Why Retail is an Epic Fail

This might seem like a strange post for a minimalist blog, but I feel like it’s something that I need to bring up. These days, news reports detailing declining retail sales are ubiquitous and retailers are always quick to lay blame with consumers, the economy and lack of wage growth etc. However, as a minimalist, I’ve always wondered if part of the retail decline is up and coming generations hitting back at consumerism and saying ‘no’ to purchasing excessive amounts of stuff.

But a recent experience, has left me thinking that the retail epic fail is more to do with retailers themselves than with consumers. Over a period of two days I visited two popular Australian retailers. David Jones (major Australian department store) and House (kitchenware chain store). Prior to my retail outing I researched online the items I required (to reduce the amount of stores I would visit and also reduce any chance of impulse buying). With my two target stores chosen I headed in to David Jones on day one. However, I couldn’t find what I wanted on the shelf. Now nine times out of ten if I don’t see what I want, I just walk away and either go somewhere else or shop online. But on this particular occasion I decided to ask if the item was in stock because there happened to be a free staff member (a rarity). I was advised upon asking that they had one out the back…Out the back? But I can’t buy something that’s out the back…

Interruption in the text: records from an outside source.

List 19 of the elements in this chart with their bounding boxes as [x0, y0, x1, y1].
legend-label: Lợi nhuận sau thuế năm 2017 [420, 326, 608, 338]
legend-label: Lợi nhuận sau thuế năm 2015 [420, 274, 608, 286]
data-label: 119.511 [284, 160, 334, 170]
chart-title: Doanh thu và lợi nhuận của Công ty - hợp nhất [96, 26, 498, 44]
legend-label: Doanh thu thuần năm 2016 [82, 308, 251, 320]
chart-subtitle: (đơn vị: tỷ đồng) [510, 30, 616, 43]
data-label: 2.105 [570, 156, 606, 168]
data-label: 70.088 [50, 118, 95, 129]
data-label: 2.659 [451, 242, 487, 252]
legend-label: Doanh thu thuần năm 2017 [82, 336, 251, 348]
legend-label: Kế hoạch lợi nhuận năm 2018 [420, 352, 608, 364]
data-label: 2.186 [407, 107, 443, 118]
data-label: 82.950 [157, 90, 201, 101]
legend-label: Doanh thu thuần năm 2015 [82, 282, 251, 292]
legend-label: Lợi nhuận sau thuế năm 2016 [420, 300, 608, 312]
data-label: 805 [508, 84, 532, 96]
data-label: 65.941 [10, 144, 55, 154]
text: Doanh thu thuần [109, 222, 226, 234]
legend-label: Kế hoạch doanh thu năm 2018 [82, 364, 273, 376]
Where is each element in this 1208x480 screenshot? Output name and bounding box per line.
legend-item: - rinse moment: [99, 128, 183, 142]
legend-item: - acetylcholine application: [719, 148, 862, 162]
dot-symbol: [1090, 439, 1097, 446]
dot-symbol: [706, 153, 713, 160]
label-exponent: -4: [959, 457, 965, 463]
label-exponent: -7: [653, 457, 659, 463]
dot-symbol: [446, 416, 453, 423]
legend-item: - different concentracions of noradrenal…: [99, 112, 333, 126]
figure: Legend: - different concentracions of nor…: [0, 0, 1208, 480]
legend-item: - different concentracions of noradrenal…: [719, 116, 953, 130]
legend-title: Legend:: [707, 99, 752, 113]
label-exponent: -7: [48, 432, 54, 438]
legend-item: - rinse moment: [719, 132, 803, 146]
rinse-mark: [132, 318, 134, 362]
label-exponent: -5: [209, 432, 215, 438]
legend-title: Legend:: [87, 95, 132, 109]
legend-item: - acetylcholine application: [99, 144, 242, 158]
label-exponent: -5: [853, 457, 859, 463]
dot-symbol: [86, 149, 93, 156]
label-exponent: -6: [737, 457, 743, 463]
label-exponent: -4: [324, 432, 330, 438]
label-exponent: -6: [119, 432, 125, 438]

Day two took me to House and I had a quick look around but again, couldn’t see what I was after. Now once again, I normally don’t ask but based on my experience the day before I decided I would. Wouldn’t you know it? They had what I wanted…out the back. Out the back again???

Again, I will emphasise that I normally don’t ask for things. If I don’t see it, I walk. How many other people out there are like that too? Retailers of the world take note: If it’s not on the shelf, it’s really hard to sell it.

So, based on my recent experience I think it’s spectacularly unfair retailers want to blame consumers for not spending. Maybe people are trying to spend? Most occasions when I’m in Myer (another major Australian department store- rival of David Jones) I have this feeling it’s probably easier to shoplift than it is to find someone to actually take my money (not that I ever would).

Perhaps the minimalist movement hasn’t impacted retail as much as I thought it might have and retailers just need to take a long hard look at themselves and stop trying to shift the blame.

What do you think about failing retail stores?